Should formal economic policy analysis really consider preferences as flexible by policy?

So far, we have shown that it is possible to model the effect of policy on choice. However, that does not resolve the question of whether it is a good idea. After all, a long tradition of economic analysis has regarded choice as extroverted. This position is often defended on the grounds that policies would otherwise become ‘patriarchal’. After all, evaluating policy-driven choice changes often forces societies and their organizations to take a position that choices are more desirable – old or new. Our short general answer to this objection is: If society does not debate how choices are formed and exercises clear democratic control over the decisions that influence them, choices are at risk of developing without clarity about what is at stake. This may shape choices to benefit special interest groups rather than society as a whole (Bowles 2016, Hoff and Stiglitz 2016). For most sociologists and public policy experts outside of economics, how values ​​should change is already a matter of great concern.
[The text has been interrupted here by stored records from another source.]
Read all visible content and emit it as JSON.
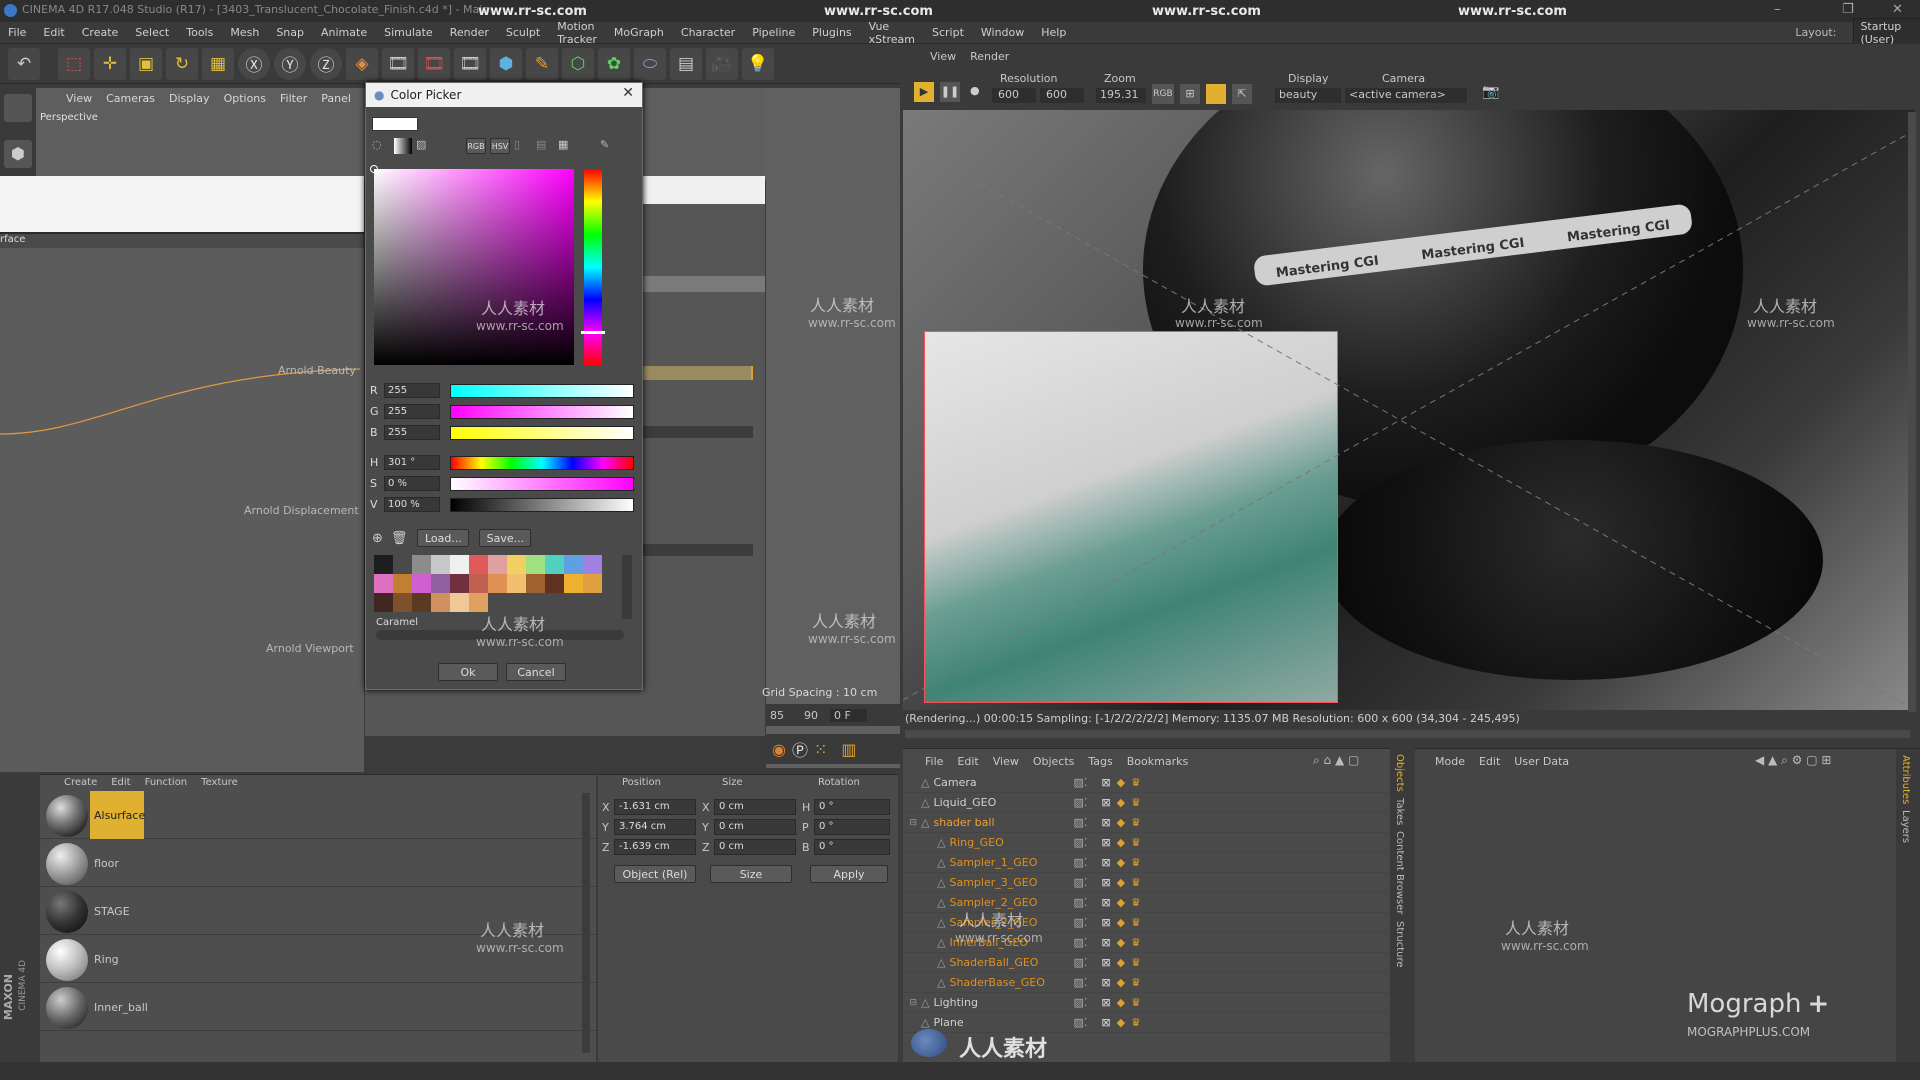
{
  "window": {
    "title": "CINEMA 4D R17.048 Studio (R17) - [3403_Translucent_Chocolate_Finish.c4d *] - Main",
    "watermark_urls": [
      "www.rr-sc.com",
      "www.rr-sc.com",
      "www.rr-sc.com",
      "www.rr-sc.com"
    ],
    "layout_label": "Layout:",
    "layout_value": "Startup (User)"
  },
  "menubar": [
    "File",
    "Edit",
    "Create",
    "Select",
    "Tools",
    "Mesh",
    "Snap",
    "Animate",
    "Simulate",
    "Render",
    "Sculpt",
    "Motion Tracker",
    "MoGraph",
    "Character",
    "Pipeline",
    "Plugins",
    "Vue xStream",
    "Script",
    "Window",
    "Help"
  ],
  "viewport": {
    "menu": [
      "View",
      "Cameras",
      "Display",
      "Options",
      "Filter",
      "Panel"
    ],
    "label": "Perspective",
    "grid_spacing": "Grid Spacing : 10 cm"
  },
  "node_editor": {
    "header": "rface",
    "ports": [
      "Arnold Beauty",
      "Arnold Displacement",
      "Arnold Viewport"
    ]
  },
  "color_picker": {
    "title": "Color Picker",
    "mode_buttons": [
      "RGB",
      "HSV"
    ],
    "rgb": [
      {
        "label": "R",
        "value": "255"
      },
      {
        "label": "G",
        "value": "255"
      },
      {
        "label": "B",
        "value": "255"
      }
    ],
    "hsv": [
      {
        "label": "H",
        "value": "301 °"
      },
      {
        "label": "S",
        "value": "0 %"
      },
      {
        "label": "V",
        "value": "100 %"
      }
    ],
    "load_label": "Load...",
    "save_label": "Save...",
    "swatch_group": "Caramel",
    "swatches": [
      "#1e1e1e",
      "#4a4a4a",
      "#8c8c8c",
      "#c8c8c8",
      "#f0f0f0",
      "#e05a5a",
      "#e0a0a0",
      "#f0d060",
      "#a0e080",
      "#50d0c0",
      "#60a0e0",
      "#a080e0",
      "#e070c0",
      "#c08030",
      "#d060d0",
      "#9060a0",
      "#703040",
      "#c06050",
      "#e09050",
      "#f0c070",
      "#a06030",
      "#603020",
      "#f0b030",
      "#e0a040",
      "#402820",
      "#80502a",
      "#5a3a20",
      "#d09060",
      "#f0c898",
      "#e0a060"
    ],
    "ok_label": "Ok",
    "cancel_label": "Cancel",
    "colors": {
      "current": "#ffffff"
    }
  },
  "render_view": {
    "menu": [
      "View",
      "Render"
    ],
    "resolution_label": "Resolution",
    "res_w": "600",
    "res_h": "600",
    "zoom_label": "Zoom",
    "zoom_value": "195.31",
    "display_label": "Display",
    "display_value": "beauty",
    "camera_label": "Camera",
    "camera_value": "<active camera>",
    "rgb_label": "RGB",
    "status": "(Rendering...) 00:00:15  Sampling: [-1/2/2/2/2/2]  Memory: 1135.07 MB  Resolution: 600 x 600 (34,304 - 245,495)",
    "ball_text": [
      "Mastering CGI",
      "Mastering CGI",
      "Mastering CGI"
    ]
  },
  "timeline": {
    "frame_a": "85",
    "frame_b": "90",
    "current_frame": "0 F"
  },
  "materials": {
    "menu": [
      "Create",
      "Edit",
      "Function",
      "Texture"
    ],
    "items": [
      {
        "name": "Alsurface",
        "selected": true
      },
      {
        "name": "floor",
        "selected": false
      },
      {
        "name": "STAGE",
        "selected": false
      },
      {
        "name": "Ring",
        "selected": false
      },
      {
        "name": "Inner_ball",
        "selected": false
      }
    ]
  },
  "coordinates": {
    "headers": [
      "Position",
      "Size",
      "Rotation"
    ],
    "rows": [
      {
        "axis": "X",
        "pos": "-1.631 cm",
        "size_axis": "X",
        "size": "0 cm",
        "rot_axis": "H",
        "rot": "0 °"
      },
      {
        "axis": "Y",
        "pos": "3.764 cm",
        "size_axis": "Y",
        "size": "0 cm",
        "rot_axis": "P",
        "rot": "0 °"
      },
      {
        "axis": "Z",
        "pos": "-1.639 cm",
        "size_axis": "Z",
        "size": "0 cm",
        "rot_axis": "B",
        "rot": "0 °"
      }
    ],
    "mode": "Object (Rel)",
    "size_mode": "Size",
    "apply_label": "Apply"
  },
  "objects": {
    "menu": [
      "File",
      "Edit",
      "View",
      "Objects",
      "Tags",
      "Bookmarks"
    ],
    "items": [
      {
        "name": "Camera",
        "level": 0,
        "color": "#d0d0d0"
      },
      {
        "name": "Liquid_GEO",
        "level": 0,
        "color": "#d0d0d0"
      },
      {
        "name": "shader ball",
        "level": 0,
        "color": "#f0a030"
      },
      {
        "name": "Ring_GEO",
        "level": 1,
        "color": "#e09020"
      },
      {
        "name": "Sampler_1_GEO",
        "level": 1,
        "color": "#e09020"
      },
      {
        "name": "Sampler_3_GEO",
        "level": 1,
        "color": "#e09020"
      },
      {
        "name": "Sampler_2_GEO",
        "level": 1,
        "color": "#e09020"
      },
      {
        "name": "Sampler_2_GEO",
        "level": 1,
        "color": "#e09020"
      },
      {
        "name": "InnerBall_GEO",
        "level": 1,
        "color": "#e09020"
      },
      {
        "name": "ShaderBall_GEO",
        "level": 1,
        "color": "#e09020"
      },
      {
        "name": "ShaderBase_GEO",
        "level": 1,
        "color": "#e09020"
      },
      {
        "name": "Lighting",
        "level": 0,
        "color": "#d0d0d0"
      },
      {
        "name": "Plane",
        "level": 0,
        "color": "#d0d0d0"
      }
    ]
  },
  "side_tabs": [
    "Objects",
    "Takes",
    "Content Browser",
    "Structure"
  ],
  "attributes": {
    "menu": [
      "Mode",
      "Edit",
      "User Data"
    ],
    "side_tabs": [
      "Attributes",
      "Layers"
    ]
  },
  "branding": {
    "maxon": "MAXON",
    "cinema": "CINEMA 4D",
    "mograph": "Mograph",
    "mograph_plus": "+",
    "mograph_url": "MOGRAPHPLUS.COM",
    "wm_cn": "人人素材",
    "wm_url": "www.rr-sc.com"
  }
}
Even in the welfare economy, recent contributions have led to a number of specific approaches to conducting welfare analysis with pregnancy choices, including in various decisions (Fleurbaey and Tadenuma 2014, Mattauch and Hepburn 2016, von Weizsäcker 2005).

For the future of climate policy consultation, our work aligns with a chapter in the recent assessment of the intergovernmental panel on climate change: demand-side measures can reduce carbon emissions by 40-70% (IPCC 2022: Chapter 5). A growing body of research is examining how avoiding emissions-intensive behaviors or adopting low-impact behaviors (e.g. eating animal-free protein) can be encouraged by public policy (Creutzig et al. 2022). Implementation of complementary instruments of pricing that can change the process of choice formation and, above all, increase welfare. Economists will continue to examine how social science research preferences on how to deliver a net-zero carbon economy change, whether they like it or not. To us, the economy should be part of that agenda and contribute to it with sharp tools for formal analysis and measurement of welfare effects.